RAG
Every agent response in Rosetta is backed by retrieved sources. These include your uploads, your account library, public medical databases, and live web search. Agents do not answer from memory alone.
Architecture
Source documents are split into passages, and each passage is converted into a vector that represents its meaning. A query is turned into a vector the same way. Retrieval returns the passages whose vectors are closest to the query vector (by cosine similarity), combined with keyword scoring so exact terms still count. That’s why a search for “heart failure treatment” can match a passage that says “HFrEF management”: the two mean roughly the same thing, so their vectors sit near each other.

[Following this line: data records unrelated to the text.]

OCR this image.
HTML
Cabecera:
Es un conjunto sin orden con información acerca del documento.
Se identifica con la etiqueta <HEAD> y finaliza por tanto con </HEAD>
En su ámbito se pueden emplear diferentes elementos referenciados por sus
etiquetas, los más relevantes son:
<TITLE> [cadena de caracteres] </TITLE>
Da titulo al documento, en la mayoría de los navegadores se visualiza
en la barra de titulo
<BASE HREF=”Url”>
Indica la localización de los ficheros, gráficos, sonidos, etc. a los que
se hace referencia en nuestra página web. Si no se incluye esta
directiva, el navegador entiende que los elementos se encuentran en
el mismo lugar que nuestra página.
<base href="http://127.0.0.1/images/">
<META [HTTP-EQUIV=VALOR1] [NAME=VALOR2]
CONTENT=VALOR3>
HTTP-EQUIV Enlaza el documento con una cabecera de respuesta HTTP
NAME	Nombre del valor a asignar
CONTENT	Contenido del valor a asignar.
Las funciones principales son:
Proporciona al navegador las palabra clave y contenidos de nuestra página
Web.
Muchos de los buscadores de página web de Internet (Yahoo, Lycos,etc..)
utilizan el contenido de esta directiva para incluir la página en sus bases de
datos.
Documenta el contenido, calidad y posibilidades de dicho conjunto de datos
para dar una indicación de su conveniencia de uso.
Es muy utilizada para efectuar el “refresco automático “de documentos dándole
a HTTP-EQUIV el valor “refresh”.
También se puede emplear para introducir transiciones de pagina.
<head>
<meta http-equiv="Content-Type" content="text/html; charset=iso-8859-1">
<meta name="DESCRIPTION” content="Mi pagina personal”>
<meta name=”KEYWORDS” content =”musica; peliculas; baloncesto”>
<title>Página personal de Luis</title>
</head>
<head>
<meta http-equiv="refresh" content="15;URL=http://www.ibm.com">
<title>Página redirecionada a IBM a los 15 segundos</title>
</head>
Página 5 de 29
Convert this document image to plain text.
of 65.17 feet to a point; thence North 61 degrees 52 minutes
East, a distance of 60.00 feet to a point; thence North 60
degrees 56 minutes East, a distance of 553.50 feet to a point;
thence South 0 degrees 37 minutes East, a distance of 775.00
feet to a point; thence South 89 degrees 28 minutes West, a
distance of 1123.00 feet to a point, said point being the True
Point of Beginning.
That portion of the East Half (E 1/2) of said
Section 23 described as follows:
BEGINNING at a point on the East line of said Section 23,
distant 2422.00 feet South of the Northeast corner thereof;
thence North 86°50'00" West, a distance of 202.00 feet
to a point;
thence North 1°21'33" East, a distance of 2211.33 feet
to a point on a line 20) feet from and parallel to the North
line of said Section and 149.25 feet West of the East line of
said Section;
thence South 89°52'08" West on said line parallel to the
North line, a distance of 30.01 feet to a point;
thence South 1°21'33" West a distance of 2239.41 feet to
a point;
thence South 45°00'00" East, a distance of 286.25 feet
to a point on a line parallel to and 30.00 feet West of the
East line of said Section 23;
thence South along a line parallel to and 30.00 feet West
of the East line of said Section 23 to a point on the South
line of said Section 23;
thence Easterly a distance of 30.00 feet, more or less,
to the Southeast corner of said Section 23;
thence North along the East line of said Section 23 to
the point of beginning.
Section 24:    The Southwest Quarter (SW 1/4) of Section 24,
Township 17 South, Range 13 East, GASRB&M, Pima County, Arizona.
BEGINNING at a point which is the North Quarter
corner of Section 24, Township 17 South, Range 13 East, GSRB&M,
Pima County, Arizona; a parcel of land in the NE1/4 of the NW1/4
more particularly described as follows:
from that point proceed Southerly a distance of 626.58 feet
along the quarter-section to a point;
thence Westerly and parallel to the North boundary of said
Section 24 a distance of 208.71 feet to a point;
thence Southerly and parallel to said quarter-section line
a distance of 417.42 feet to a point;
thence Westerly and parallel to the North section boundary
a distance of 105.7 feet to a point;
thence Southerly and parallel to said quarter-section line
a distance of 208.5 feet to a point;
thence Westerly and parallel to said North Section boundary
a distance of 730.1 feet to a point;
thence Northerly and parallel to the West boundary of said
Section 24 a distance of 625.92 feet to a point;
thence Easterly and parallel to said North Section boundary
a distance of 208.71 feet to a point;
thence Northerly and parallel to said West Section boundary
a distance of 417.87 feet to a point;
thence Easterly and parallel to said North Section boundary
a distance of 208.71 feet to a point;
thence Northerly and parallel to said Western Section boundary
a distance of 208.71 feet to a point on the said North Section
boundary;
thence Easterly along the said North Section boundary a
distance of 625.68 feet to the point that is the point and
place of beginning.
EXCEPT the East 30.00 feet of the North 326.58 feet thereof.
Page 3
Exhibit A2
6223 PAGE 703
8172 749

Each source has an “included in ingest” toggle. Only included sources are indexed. Excluding a source removes it from retrieval without deleting it.
Semantic vs Keyword
Keyword Search (Traditional):
Keyword search looks for the exact words you typed. For clinicians, this is like searching a PDF for a medication name, lab name, diagnosis code, or phrase from a guideline. It is precise when the source uses the same wording as your query, but it can miss clinically equivalent language.
Query: "heart failure treatment"
Matches: Exact text "heart failure" AND "treatment"
Misses: "HFrEF management", "cardiac dysfunction therapy"Semantic Search (Rosetta):
Semantic search looks for meaning. Rosetta turns your question and each source passage into a numerical representation of clinical meaning, then retrieves passages with similar meaning. This helps when the note uses one phrase and the guideline uses another. For example, a clinician may ask about heart failure treatment, while the source says HFrEF management or GDMT for reduced EF.
Query: "heart failure treatment"
Matches: Any semantically similar concepts
- "HFrEF management"
- "cardiac dysfunction therapy"
- "GDMT for reduced EF"Source Types
- Local: sources attached to the current note. Good for uploads tied to a specific patient.
- Account: guidelines, protocols, and papers in your persistent library. Indexed once and available to every note on your account.
PubMed Integration
PubMed is a third source type. Unlike local and account sources, it is queried live:
- The agent rewrites your request into a PubMed search string.
- Top results come back with their abstracts and metadata.
- Those abstracts are embedded and mixed into the same retrieval pool as your local and account sources. Citations can come from any of the three.
Web Search
When a question needs current information that is not in your library or PubMed, the assistant can run a live web search through Tavily, which returns compact results with citations built for use by AI agents.
Web search needs its own key, set under Settings → Tavily web search or supplied through the VITE_TAVILY_API_KEY environment variable. Without a Tavily key the assistant skips web search and falls back to your other sources. As with every other source, results the assistant uses are cited in the response.
Usage Examples
Evidence Based Treatment
Add a guideline PDF to your Account library. Ask “heart failure reduced ejection fraction treatment” in a note. The agent retrieves guidance and generates a plan with citations from the uploaded PDF.
Literature Review
The agent searches PubMed for recent abstracts on a topic and generates a summary with current scoring criteria.
Institutional Protocols
Upload a hospital protocol to the Account library. Query it by name (e.g., “UCSF sepsis bundle timing”) and the agent returns the relevant details.